Where the whole thing really fell down is in its characters: they were fairly two dimensional to a man (and woman), either wandering around clueless or sinister and shifty. Even the ostensible hero, Rose's brother Mark (Leigh McCloskey), has little bearing on what actually happens, and the finale could quite easily have occurred without his interference so it's perhaps just as well he was absent from the screen for long stretches until he was reintroduced searching for his missing sister in New York, specifically the huge building which conceals many secrets where she was living. Reputedly inspired by the rambling, impossible location in Alain Resnais' Last Year at Marienbad, it was as much a character as the humans and demons, indeed there was a sense that the mansion was the most carefully constructed personality in the whole movie.

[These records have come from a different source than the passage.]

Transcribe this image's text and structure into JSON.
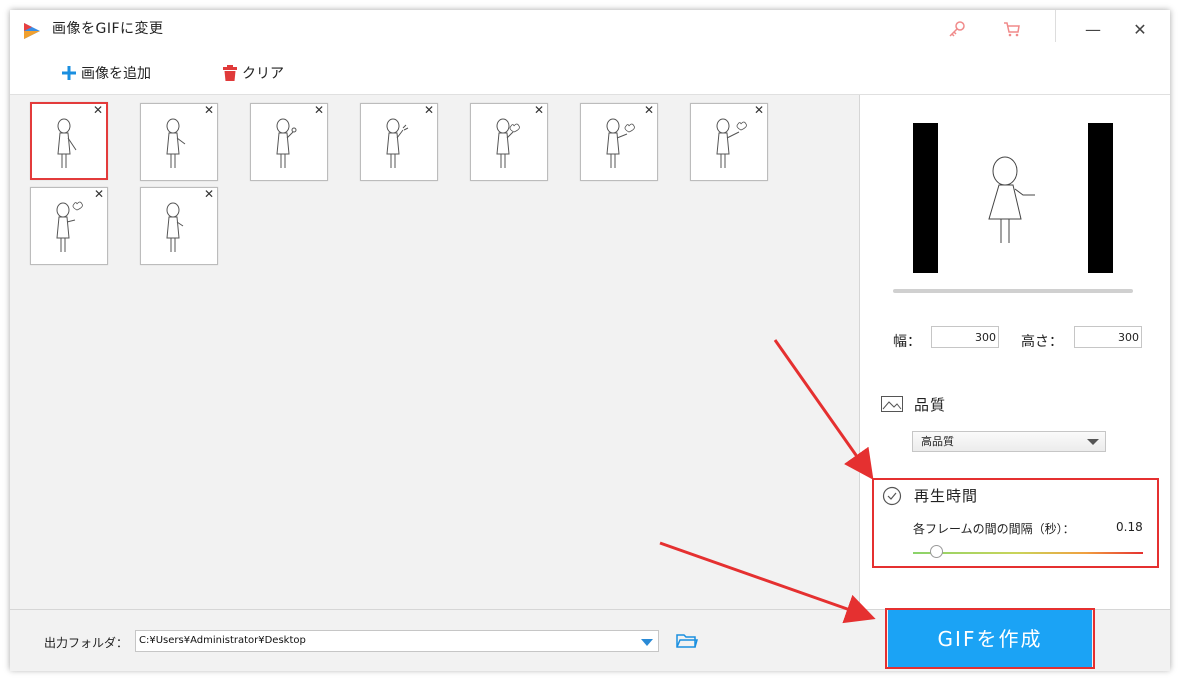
{
  "window": {
    "title": "画像をGIFに変更",
    "minimize": "—",
    "close": "✕"
  },
  "toolbar": {
    "add_label": "画像を追加",
    "clear_label": "クリア"
  },
  "thumbnails": [
    {
      "selected": true,
      "remove": "✕"
    },
    {
      "selected": false,
      "remove": "✕"
    },
    {
      "selected": false,
      "remove": "✕"
    },
    {
      "selected": false,
      "remove": "✕"
    },
    {
      "selected": false,
      "remove": "✕"
    },
    {
      "selected": false,
      "remove": "✕"
    },
    {
      "selected": false,
      "remove": "✕"
    },
    {
      "selected": false,
      "remove": "✕"
    },
    {
      "selected": false,
      "remove": "✕"
    }
  ],
  "settings": {
    "width_label": "幅：",
    "width_value": "300",
    "height_label": "高さ：",
    "height_value": "300",
    "quality_label": "品質",
    "quality_value": "高品質",
    "duration_label": "再生時間",
    "interval_label": "各フレームの間の間隔（秒）：",
    "interval_value": "0.18",
    "interval_slider_fraction": 0.1
  },
  "output": {
    "folder_label": "出力フォルダ：",
    "folder_path": "C:¥Users¥Administrator¥Desktop"
  },
  "create_button": "GIFを作成",
  "colors": {
    "accent": "#1ba3f5",
    "highlight": "#e53030",
    "selected_border": "#e33b3b"
  }
}
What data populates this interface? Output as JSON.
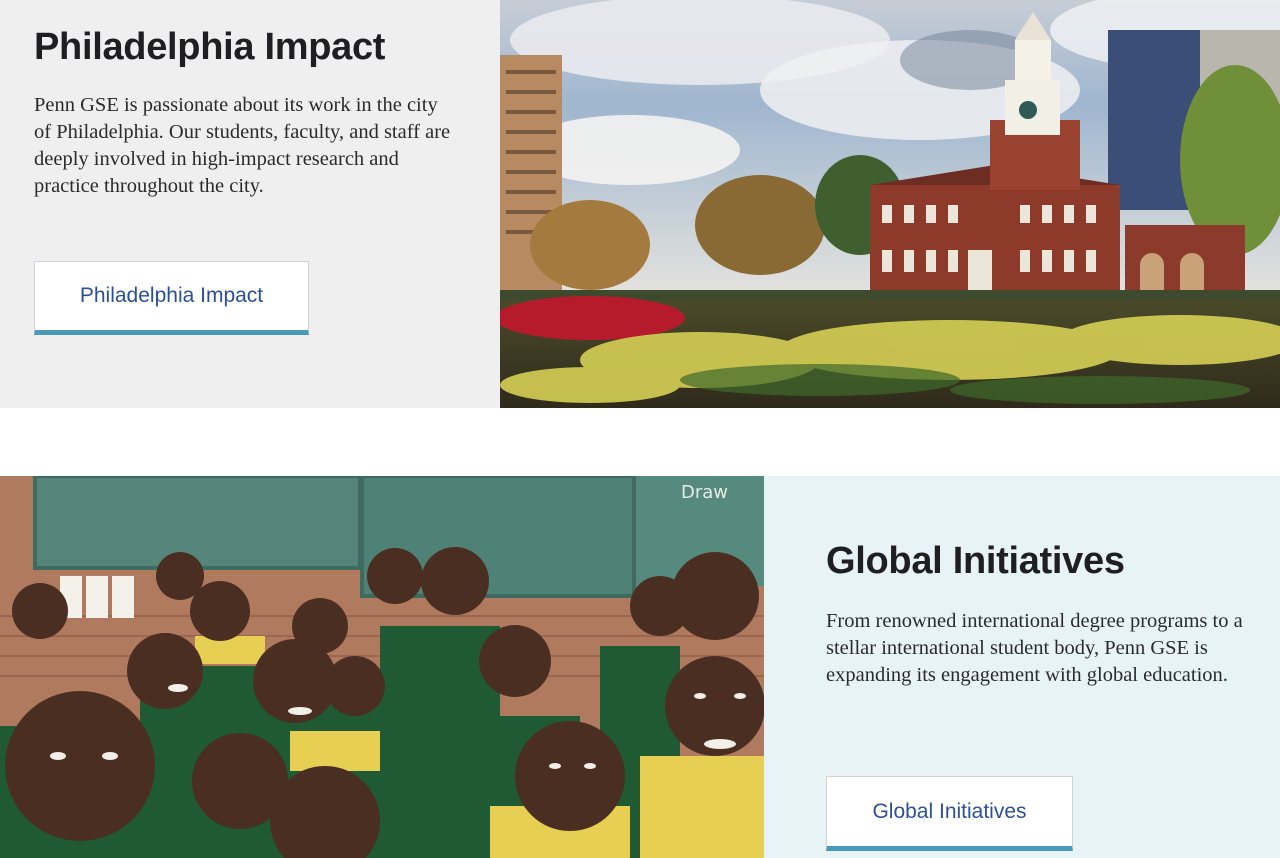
{
  "philadelphia": {
    "title": "Philadelphia Impact",
    "description": "Penn GSE is passionate about its work in the city of Philadelphia. Our students, faculty, and staff are deeply involved in high-impact research and practice throughout the city.",
    "button_label": "Philadelphia Impact",
    "image_icon": "independence-hall-photo"
  },
  "global": {
    "title": "Global Initiatives",
    "description": "From renowned international degree programs to a stellar international student body, Penn GSE is expanding its engagement with global education.",
    "button_label": "Global Initiatives",
    "image_icon": "schoolchildren-photo",
    "chalkboard_text": "Draw"
  },
  "colors": {
    "panel_gray": "#efefef",
    "panel_blue": "#e8f3f6",
    "heading": "#1f1f22",
    "link_blue": "#2c4f9d",
    "button_accent": "#4a9bbb"
  }
}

Therefore it was those setpieces that make this worthwhile as Argento and Bava truly aspired to crafting something memorable, like the underwater room that Rose dives into to retrieve her lost keys as someone advances above or the rat attack on the antique dealer which has a surprise punchline as he screams for help. Maybe because there was not much to the film except for those sequences Inferno can still come across as a little unsatisfying, particularly if you were wishing for something more solid than the hard to grasp mythology which was either too convoluted to understand with the scraps we were offered or made up as the film went along, most obviously in that abrupt wrap up of a final scene. Where it excelled, on the other hand, was making this world of the strange and dangerous appear to be encroaching on the ordinary we simply accept as normal, as if innocently turning the wrong corner - or page - would plunge you into the grip of evil forces impossible to wrangle. Keith Emerson supplied the music (well, most of it), not really a substitute for Goblin.

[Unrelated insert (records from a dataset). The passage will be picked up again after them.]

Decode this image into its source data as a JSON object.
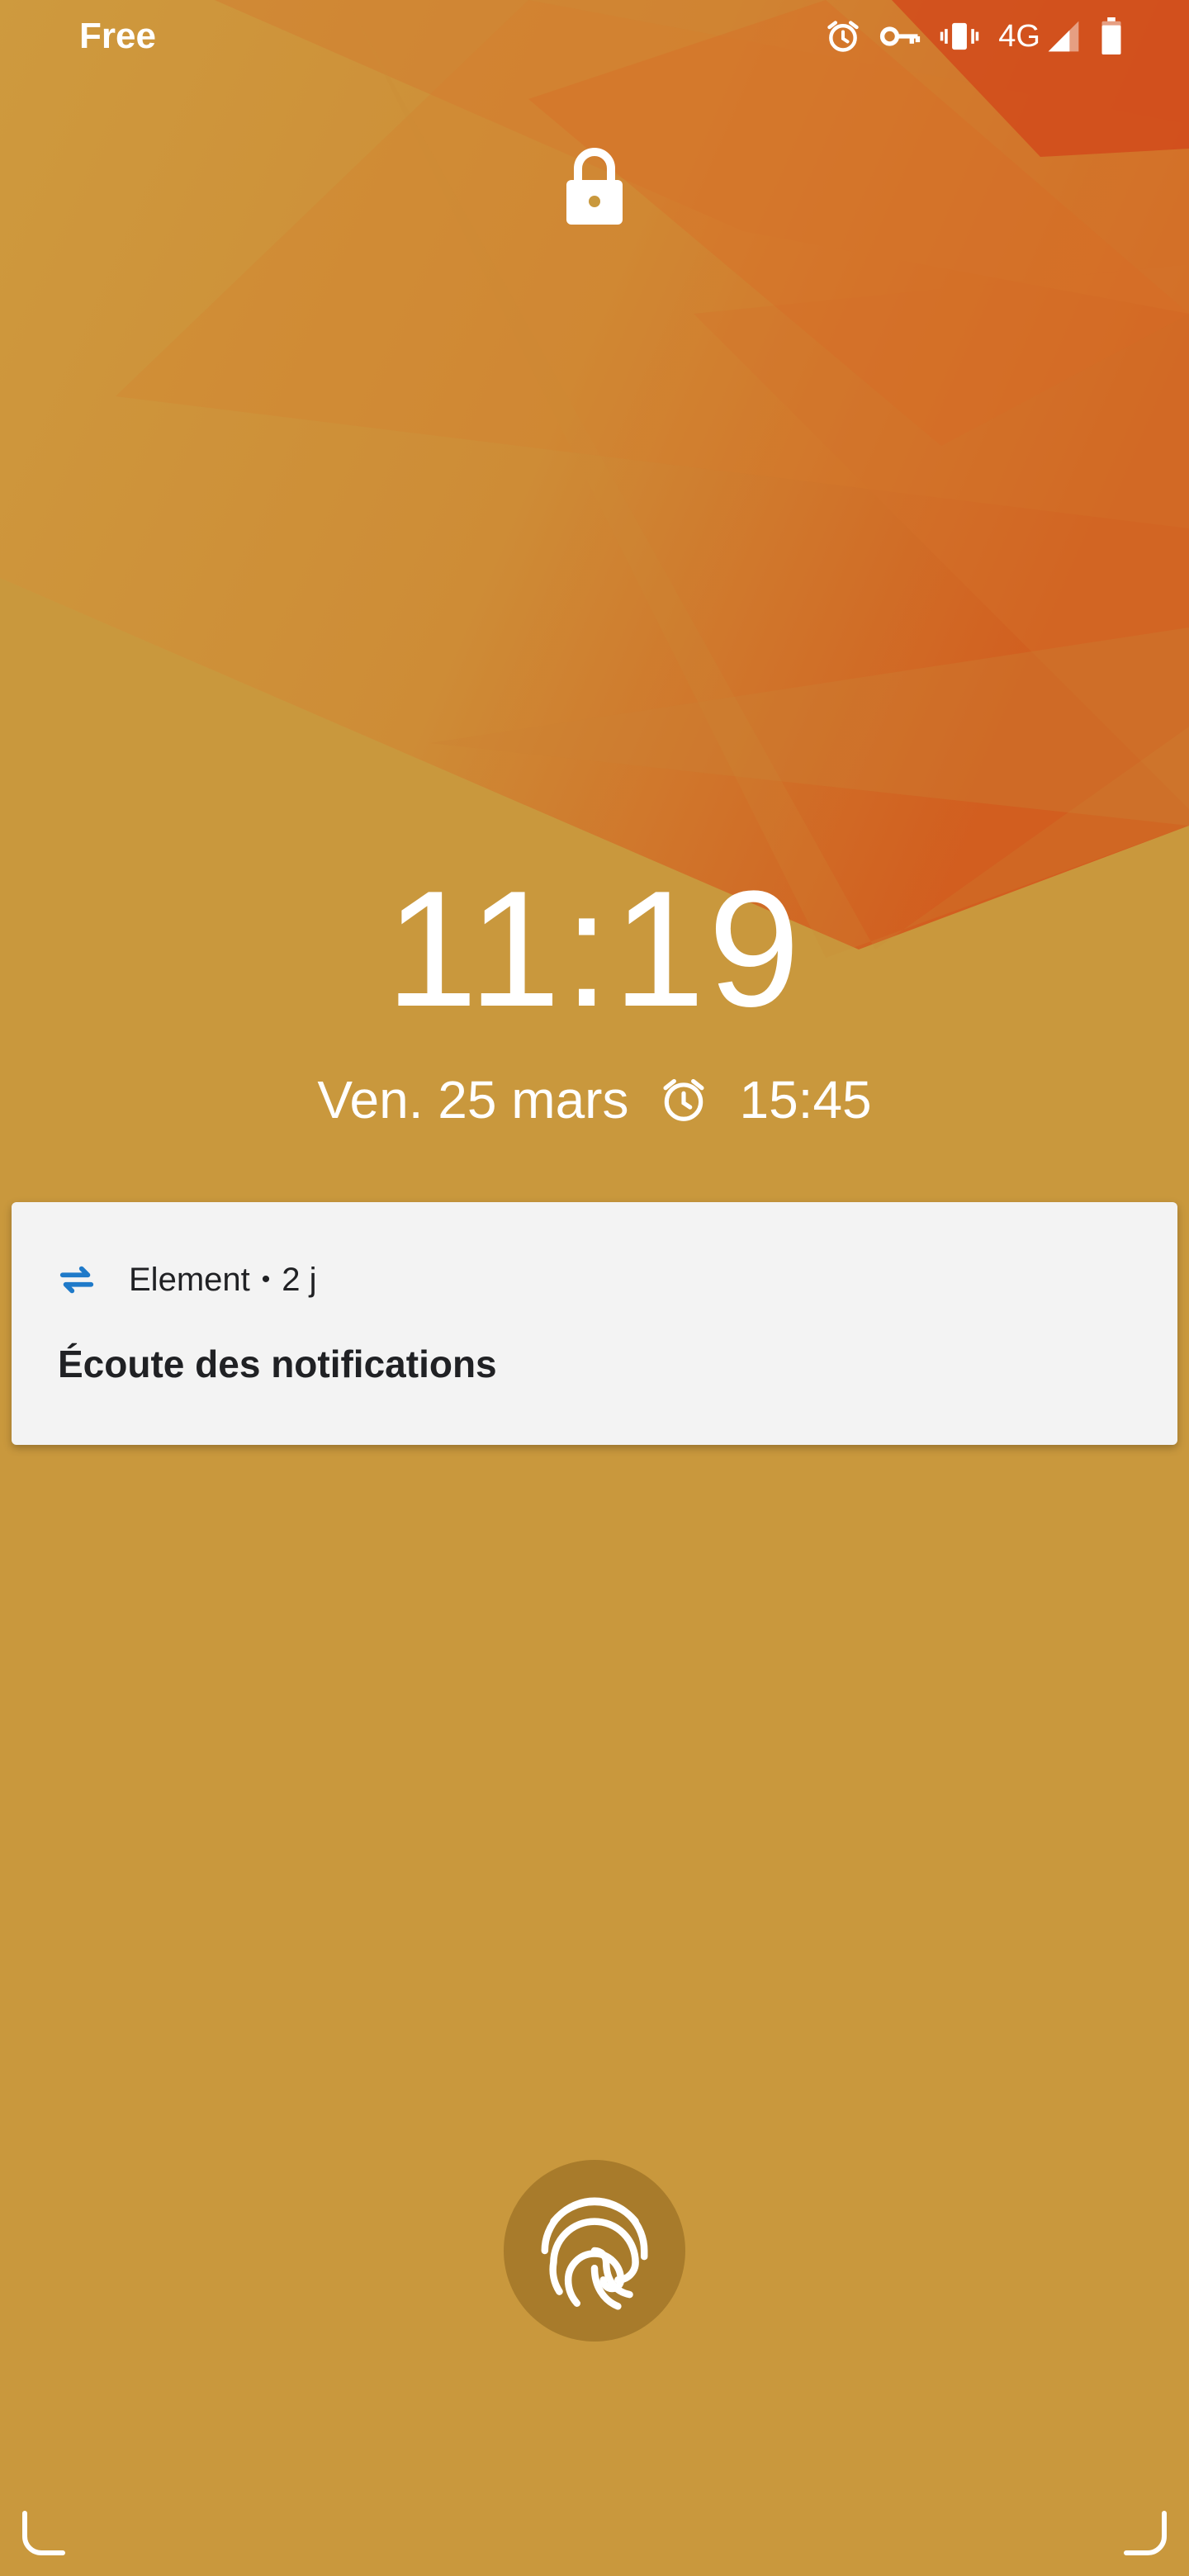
{
  "status_bar": {
    "carrier": "Free",
    "network": "4G",
    "icons": [
      "alarm-icon",
      "vpn-key-icon",
      "vibrate-icon",
      "signal-icon",
      "battery-icon"
    ]
  },
  "lock_screen": {
    "lock_icon": "lock-icon",
    "time": "11:19",
    "date": "Ven. 25 mars",
    "alarm_time": "15:45"
  },
  "notification": {
    "app_name": "Element",
    "separator": "•",
    "age": "2 j",
    "title": "Écoute des notifications",
    "app_icon_color": "#1f7ac9"
  },
  "colors": {
    "background": "#c9983d",
    "wallpaper_accent": "#d2521a",
    "card": "#f3f3f3",
    "text_dark": "#202124"
  },
  "bottom": {
    "fingerprint_icon": "fingerprint-icon"
  }
}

Italian horror maestro who began his film career as a critic, before moving into the world of screenwriting, collaborating most notably with Sergio Leone and Bernardo Bertolucci on the script of Leone's Once Upon A Time In The West (1968). Argento's first film as director, The Bird with the Crystal Plumage (1970) set the template for much of his subsequent work - inventive camerawork, sly wit, violent murder set-pieces, and a convoluted whodunnit murder plot. He perfected his art in this genre with Deep Red in 1975, before proceeding to direct the terrifying Suspiria (1977) and Inferno (1980), the first two parts of a loose trilogy of supernatural chillers that were finally completed with Mother of Tears in 2007.
Since then, Argento has pretty much stuck to what he knows best, sometimes successfully with Tenebrae and Opera, sometimes, usually in the latter half of his career, less so (Trauma, Sleepless, Dracula), but always with a sense of malicious style.